Our previous reported lab-on-chip consists of three layers [14], as shown in Figure 1a. The 200 µm thick bottom layer contains a freeform reflector with 200 nm gold coating to focus the excitation beam and collect the scattered Raman signal. The middle layer is a 500 µm thick fluidic layer for the sample flow. The top PMMA layer is the sealing layer for the fluidic channel including in- and outlets.

The focal point of the freeform reflector is located in the fluidic layer 50 µm above the interface between the fluidic and the reflector layer. The fixed freeform reflector on chip enables robust confocal Raman detection but has no flexibility to introduce SERS, since the SERS effective area is typically close to the surface of the metallic surface in a range smaller than 100 nm. Moreover, the SERS substrates are covered with a metallic coating and therefore opaque. The incident beam and the Raman scattered light will be blocked in the reflector-based system when introducing the SERS substrate without any modification.

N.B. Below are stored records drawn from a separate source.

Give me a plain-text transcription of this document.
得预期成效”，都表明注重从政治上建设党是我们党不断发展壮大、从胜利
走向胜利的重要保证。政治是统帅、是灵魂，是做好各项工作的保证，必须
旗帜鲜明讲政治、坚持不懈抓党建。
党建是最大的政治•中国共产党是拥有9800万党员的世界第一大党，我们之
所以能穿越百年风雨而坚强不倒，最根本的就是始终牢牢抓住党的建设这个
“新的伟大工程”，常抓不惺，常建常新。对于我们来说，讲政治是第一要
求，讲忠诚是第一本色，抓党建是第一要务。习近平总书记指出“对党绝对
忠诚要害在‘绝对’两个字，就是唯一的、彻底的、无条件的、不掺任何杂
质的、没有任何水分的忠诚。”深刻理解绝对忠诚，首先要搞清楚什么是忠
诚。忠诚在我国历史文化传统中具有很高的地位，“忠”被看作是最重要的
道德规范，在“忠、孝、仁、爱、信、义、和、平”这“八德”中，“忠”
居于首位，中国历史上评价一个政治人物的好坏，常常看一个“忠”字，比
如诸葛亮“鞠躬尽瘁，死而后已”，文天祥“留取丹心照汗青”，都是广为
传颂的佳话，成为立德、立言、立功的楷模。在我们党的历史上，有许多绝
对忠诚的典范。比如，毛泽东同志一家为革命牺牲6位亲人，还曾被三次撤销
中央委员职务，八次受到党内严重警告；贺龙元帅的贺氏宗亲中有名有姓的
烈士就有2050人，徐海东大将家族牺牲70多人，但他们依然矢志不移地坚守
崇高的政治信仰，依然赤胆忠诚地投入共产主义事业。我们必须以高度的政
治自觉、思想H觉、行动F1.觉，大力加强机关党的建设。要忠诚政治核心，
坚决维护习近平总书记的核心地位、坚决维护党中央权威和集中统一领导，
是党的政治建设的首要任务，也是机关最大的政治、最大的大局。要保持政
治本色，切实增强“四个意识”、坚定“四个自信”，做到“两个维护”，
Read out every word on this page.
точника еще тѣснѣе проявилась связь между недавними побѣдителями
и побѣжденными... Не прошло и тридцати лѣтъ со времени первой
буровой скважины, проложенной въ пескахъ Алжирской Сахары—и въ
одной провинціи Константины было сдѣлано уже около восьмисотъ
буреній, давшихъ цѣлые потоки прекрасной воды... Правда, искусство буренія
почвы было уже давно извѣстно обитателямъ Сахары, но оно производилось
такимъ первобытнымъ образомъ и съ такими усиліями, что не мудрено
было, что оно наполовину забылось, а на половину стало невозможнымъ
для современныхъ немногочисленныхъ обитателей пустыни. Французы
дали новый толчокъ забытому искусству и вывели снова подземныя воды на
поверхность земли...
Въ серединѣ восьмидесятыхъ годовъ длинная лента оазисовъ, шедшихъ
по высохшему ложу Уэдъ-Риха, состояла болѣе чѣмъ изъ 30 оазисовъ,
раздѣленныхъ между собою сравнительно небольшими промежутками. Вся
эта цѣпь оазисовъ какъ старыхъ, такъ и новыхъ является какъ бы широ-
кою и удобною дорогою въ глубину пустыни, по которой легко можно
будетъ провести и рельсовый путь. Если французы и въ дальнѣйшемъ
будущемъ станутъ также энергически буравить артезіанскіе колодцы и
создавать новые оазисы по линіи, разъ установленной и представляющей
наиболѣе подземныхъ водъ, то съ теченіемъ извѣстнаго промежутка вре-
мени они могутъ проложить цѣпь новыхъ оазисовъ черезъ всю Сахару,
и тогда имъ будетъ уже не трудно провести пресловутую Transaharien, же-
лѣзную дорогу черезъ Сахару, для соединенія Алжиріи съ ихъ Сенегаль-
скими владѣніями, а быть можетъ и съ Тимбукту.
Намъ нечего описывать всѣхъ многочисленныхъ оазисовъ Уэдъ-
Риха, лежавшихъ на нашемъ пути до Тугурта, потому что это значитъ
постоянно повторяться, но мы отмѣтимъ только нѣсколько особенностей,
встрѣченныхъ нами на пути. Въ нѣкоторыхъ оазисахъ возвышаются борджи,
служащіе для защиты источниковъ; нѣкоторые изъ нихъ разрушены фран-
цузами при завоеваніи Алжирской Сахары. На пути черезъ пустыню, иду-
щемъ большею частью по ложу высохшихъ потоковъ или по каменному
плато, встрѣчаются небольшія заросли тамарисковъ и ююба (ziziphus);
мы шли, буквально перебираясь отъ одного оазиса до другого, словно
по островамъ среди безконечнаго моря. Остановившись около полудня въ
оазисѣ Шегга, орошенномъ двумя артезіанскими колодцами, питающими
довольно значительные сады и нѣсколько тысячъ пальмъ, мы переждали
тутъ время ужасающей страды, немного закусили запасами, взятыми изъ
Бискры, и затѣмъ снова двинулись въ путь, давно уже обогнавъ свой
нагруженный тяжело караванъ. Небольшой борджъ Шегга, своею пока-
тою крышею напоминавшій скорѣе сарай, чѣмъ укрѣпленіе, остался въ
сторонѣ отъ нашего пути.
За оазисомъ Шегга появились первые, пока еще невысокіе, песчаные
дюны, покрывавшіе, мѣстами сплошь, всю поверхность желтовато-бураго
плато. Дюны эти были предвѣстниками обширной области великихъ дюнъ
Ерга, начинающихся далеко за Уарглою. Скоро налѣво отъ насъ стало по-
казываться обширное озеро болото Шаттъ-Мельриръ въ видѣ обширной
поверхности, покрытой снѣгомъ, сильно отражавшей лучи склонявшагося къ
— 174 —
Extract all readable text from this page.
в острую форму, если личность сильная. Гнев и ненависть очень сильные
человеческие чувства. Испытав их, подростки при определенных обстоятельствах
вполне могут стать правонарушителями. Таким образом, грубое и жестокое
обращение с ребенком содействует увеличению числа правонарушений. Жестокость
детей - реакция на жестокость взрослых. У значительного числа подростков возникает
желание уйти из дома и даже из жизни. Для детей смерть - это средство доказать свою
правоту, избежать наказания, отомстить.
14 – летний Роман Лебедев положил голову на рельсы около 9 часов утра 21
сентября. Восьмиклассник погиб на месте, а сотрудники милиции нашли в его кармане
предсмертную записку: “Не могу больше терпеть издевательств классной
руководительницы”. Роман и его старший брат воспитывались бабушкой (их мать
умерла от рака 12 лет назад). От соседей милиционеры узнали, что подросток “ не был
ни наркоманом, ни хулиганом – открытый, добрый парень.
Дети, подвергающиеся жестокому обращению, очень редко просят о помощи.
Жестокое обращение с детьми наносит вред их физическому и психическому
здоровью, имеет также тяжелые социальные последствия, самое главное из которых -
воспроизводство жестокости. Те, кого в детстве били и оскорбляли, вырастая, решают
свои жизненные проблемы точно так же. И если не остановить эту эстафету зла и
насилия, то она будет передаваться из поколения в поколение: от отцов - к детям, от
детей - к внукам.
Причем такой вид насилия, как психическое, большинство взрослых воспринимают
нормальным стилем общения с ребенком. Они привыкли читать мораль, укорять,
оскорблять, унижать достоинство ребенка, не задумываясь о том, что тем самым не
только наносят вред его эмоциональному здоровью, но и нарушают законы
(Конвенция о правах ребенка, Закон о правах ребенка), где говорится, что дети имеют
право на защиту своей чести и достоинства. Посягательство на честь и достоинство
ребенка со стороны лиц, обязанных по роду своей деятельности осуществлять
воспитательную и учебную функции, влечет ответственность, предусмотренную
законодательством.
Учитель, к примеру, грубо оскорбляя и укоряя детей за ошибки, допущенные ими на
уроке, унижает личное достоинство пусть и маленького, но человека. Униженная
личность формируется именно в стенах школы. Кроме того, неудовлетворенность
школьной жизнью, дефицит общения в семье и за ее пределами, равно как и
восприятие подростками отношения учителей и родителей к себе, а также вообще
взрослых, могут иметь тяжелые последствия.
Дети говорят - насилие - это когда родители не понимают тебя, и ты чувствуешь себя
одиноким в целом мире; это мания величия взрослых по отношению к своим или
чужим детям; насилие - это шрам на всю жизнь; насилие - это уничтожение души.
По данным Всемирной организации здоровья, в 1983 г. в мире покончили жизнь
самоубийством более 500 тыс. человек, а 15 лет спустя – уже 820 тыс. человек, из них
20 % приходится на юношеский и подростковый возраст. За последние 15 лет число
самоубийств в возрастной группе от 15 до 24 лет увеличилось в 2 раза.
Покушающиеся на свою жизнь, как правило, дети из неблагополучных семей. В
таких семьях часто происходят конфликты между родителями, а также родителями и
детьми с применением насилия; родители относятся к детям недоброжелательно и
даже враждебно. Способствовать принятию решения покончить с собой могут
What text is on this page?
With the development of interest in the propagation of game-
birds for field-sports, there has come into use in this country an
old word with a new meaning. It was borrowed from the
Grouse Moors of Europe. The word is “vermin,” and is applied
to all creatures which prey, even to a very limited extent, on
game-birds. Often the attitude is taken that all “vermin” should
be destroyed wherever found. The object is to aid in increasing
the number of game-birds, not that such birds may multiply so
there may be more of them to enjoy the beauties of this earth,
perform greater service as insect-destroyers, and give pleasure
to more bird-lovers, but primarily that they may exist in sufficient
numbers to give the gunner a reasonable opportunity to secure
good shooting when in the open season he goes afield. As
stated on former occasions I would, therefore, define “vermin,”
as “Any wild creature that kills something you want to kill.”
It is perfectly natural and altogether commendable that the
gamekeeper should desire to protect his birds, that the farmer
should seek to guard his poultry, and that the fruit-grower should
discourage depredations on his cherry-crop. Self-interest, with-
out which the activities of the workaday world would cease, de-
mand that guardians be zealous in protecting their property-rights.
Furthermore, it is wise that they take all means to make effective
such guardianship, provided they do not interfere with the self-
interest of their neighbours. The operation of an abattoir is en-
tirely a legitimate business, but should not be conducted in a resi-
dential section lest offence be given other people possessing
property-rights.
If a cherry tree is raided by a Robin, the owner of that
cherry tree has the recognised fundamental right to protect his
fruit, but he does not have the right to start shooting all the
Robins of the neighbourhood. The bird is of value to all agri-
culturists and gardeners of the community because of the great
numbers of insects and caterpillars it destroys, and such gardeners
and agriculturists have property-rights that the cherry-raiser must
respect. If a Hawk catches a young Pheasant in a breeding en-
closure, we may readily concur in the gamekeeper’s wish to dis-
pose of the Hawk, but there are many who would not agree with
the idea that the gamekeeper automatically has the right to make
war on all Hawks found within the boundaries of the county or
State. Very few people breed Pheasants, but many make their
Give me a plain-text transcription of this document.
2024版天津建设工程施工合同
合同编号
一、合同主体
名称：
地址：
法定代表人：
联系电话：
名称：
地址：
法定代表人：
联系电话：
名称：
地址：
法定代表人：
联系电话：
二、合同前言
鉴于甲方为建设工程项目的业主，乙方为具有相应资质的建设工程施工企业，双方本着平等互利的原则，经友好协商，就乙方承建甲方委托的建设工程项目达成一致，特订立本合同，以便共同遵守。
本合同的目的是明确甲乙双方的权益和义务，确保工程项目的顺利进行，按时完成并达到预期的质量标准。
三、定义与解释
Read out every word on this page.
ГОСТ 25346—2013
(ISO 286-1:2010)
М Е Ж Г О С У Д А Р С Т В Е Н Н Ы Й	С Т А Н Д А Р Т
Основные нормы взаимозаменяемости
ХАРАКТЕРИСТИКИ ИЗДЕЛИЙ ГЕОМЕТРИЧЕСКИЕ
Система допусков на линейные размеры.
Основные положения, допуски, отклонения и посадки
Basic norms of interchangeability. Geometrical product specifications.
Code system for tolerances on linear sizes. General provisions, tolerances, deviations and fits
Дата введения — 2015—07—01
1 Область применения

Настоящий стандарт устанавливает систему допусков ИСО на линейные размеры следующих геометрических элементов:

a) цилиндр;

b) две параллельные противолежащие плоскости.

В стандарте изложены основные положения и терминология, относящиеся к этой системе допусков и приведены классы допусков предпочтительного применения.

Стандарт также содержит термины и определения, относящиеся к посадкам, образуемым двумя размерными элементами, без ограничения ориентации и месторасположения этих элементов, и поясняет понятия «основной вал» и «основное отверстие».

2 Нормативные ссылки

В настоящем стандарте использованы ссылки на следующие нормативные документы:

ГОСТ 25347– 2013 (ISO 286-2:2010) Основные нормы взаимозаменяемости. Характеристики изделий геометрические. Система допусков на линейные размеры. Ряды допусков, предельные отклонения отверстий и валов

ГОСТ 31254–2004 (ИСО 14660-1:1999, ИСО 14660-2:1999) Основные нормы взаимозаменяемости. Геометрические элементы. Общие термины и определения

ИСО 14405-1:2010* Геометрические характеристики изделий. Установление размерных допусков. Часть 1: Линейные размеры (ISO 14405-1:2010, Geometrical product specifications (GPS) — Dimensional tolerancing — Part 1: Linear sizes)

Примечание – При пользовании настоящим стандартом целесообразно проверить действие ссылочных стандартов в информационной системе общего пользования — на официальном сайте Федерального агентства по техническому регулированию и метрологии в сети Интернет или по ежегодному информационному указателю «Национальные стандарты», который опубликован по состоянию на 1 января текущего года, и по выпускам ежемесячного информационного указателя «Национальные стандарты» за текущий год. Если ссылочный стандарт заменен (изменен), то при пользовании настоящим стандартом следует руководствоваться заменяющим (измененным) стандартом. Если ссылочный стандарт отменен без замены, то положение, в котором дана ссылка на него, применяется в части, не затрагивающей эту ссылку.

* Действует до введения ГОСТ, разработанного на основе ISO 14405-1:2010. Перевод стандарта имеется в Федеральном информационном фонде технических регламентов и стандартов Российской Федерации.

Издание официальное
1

To this end, we bring forward a segmented mirror design that work together with a microfluidic chip, by which the majority of the excitation light can be utilized and all the scattered light within a certain field can bypass the SERS substrate and can be collected. The microfluidic chip consists of three layers, including the PMMA-based bottom and top sealing layers and a channel layer for the fluidic samples under test, as shown in Figure 1b. Each PMMA layer has a thickness of 1 mm. The reflector is composed of three segments, the center segment, the middle concave segment and the marginal segment at the outer rim of the reflector. In the excitation path, the majority of excitation light will be directly reflected to the microfluidic channel by the middle segment. The outer part of the beam will be firstly reflected by the marginal segment and then focused by the center segment to the same focal point as that of the concave segment. Therefore, only a small amount of the excitation energy is blocked by the SERS substrate. And vice versa, in the collection path, the center segment and the marginal segment provide the Raman signal collection with two reflective surfaces and can work together to collimate the Raman scattering close to the optical axis. At the same time the middle segment can collimate the rest of the Raman scattered light towards the same direction. The profile of our freeform segmented reflector is calculated via a numerical approach based on Fermat’s principle [23]. Our segmented reflector has a numerical aperture of 1.15 and a diameter of 30 mm. The tunability of our segmented reflector is 4 mm. The details of the numerical approach are available in the Supporting Information (Figures S1–S3).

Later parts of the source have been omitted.